Canada’s property and casualty insurers are starting to discuss a ‘Plan B’ for an earthquake backstop, given the federal government’s slow progress on establishing a national flood insurance program.
Insurance Bureau of Canada president and CEO Celyeste Power talked about the urgent need for an earthquake backstop at the IBC’s Financial Affairs Symposium last Wednesday. She raised the matter after the federal government’s 2024 budget committed $15 million towards establishing a subsidiary company at the Canada Mortgage and Housing Corporation, a government agency that would be responsible for administering the proposed national flood insurance program.
The P&C insurance industry, including IBC, has widely commented that the $15-million is not enough. And the 2024 budget announcement has insurers starting to think about alternate strategies for a quake backstop.
“So last year, in the 2023 budget that announced the national flood insurance program, the federal government also committed to undertake work on following that up with earthquake resolution,” Power said at the symposium, one day after the federal government released its 2024 budget. “And so our strategy was, ‘Okay, well, let’s focus on getting the national flood insurance program up and running, and then be ready to expand that out — while [requiring] very different mechanisms for what is needed — to the earthquake risk as well.
“Obviously, given we’re not quite in the place we hoped to be today after the federal budget…that makes me nervous that we’re pushing the earthquake piece off a little further. So the team [at IBC] is meeting on May 1.
“We’re going to re-strategize, because earthquake risk is a significant risk for our country, for our customers, and for our industry. And so we have to look at ways that we can make sure that we have the right resolution in place.”
Related: Where the feds stand with an earthquake backstop
The 2023 federal budget earmarked $31.7 million for a government flood backstop and hinted a quake backstop could follow the same model. “In parallel, the Department of Finance and Public Safety Canada will engage with industry on solutions to earthquake insurance and other evolving climate-related insurance market challenges,” the 2023 budget said.
Power didn’t elaborate on what kinds of options might discussed at the team meeting, or what an alternate quake backstop might look like.
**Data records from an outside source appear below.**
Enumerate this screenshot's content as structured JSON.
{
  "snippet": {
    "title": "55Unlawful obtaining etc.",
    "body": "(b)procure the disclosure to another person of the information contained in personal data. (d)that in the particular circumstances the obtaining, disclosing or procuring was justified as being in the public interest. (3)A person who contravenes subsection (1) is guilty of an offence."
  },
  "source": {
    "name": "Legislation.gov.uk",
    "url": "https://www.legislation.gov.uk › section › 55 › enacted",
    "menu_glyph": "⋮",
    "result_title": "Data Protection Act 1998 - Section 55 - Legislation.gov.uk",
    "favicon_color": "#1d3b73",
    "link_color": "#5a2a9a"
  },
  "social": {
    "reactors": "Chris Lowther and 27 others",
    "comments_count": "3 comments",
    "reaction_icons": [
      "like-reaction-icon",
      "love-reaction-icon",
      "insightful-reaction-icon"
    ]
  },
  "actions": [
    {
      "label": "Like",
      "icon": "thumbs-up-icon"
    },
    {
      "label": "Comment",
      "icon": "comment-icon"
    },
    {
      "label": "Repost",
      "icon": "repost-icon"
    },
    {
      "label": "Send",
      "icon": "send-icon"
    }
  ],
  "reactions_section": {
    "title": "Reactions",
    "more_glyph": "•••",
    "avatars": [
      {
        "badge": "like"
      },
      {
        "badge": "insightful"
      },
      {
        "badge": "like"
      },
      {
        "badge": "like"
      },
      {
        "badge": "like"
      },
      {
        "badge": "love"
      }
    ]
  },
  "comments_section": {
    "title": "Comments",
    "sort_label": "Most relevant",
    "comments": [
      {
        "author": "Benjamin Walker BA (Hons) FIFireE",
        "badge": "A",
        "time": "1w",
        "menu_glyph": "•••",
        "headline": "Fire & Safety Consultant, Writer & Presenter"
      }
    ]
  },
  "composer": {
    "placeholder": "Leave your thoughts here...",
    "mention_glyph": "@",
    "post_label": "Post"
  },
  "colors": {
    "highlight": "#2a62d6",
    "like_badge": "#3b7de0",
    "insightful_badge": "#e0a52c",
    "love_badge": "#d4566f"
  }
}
But she did note Peter Routledge, superintendent of the Office of the Superintendent of Financial Institutions (OSFI), Canada’s solvency regulator, agrees with the industry that some sort of federal backstop is required for earthquake.
Canada’s P&C insurance industry has conducted several studies of what kind of insured damage to expect if a major earthquake happened in Canada.
For example, a 2016 research study by Property and Casualty Insurance Compensation Corporation (PACICC) — which provides claims funds for policyholders in the event an insurer goes bankrupt — says Canada’s P&C industry would face a systemic risk of “contagious” insurer insolvencies if a Canadian earthquake causes more than $35 billion of insured damage.
And in 2019, a study by the Institute for Catastrophic Loss Reduction (ICLR) said a severe earthquake in the Montreal area could cause between $10 billion and $30 billion in economic losses from fire damage. “This loss would be virtually fully insured and would have a very significant impact on the Canadian insurance industry,” said the ICLR report.
“Fire losses would come on top of shaking and other losses, which would be insured to a lesser extent. A leading global reinsurer has stated that losses of this magnitude would likely result in failure of some insurers, would entail secondary and contingent losses, and could conceivably lead to financial contagion.”
It is estimated the Canadian P&C insurance industry has a total of $50 billion in capital to cover all claims of all types in Canada, including auto, home and business insurance.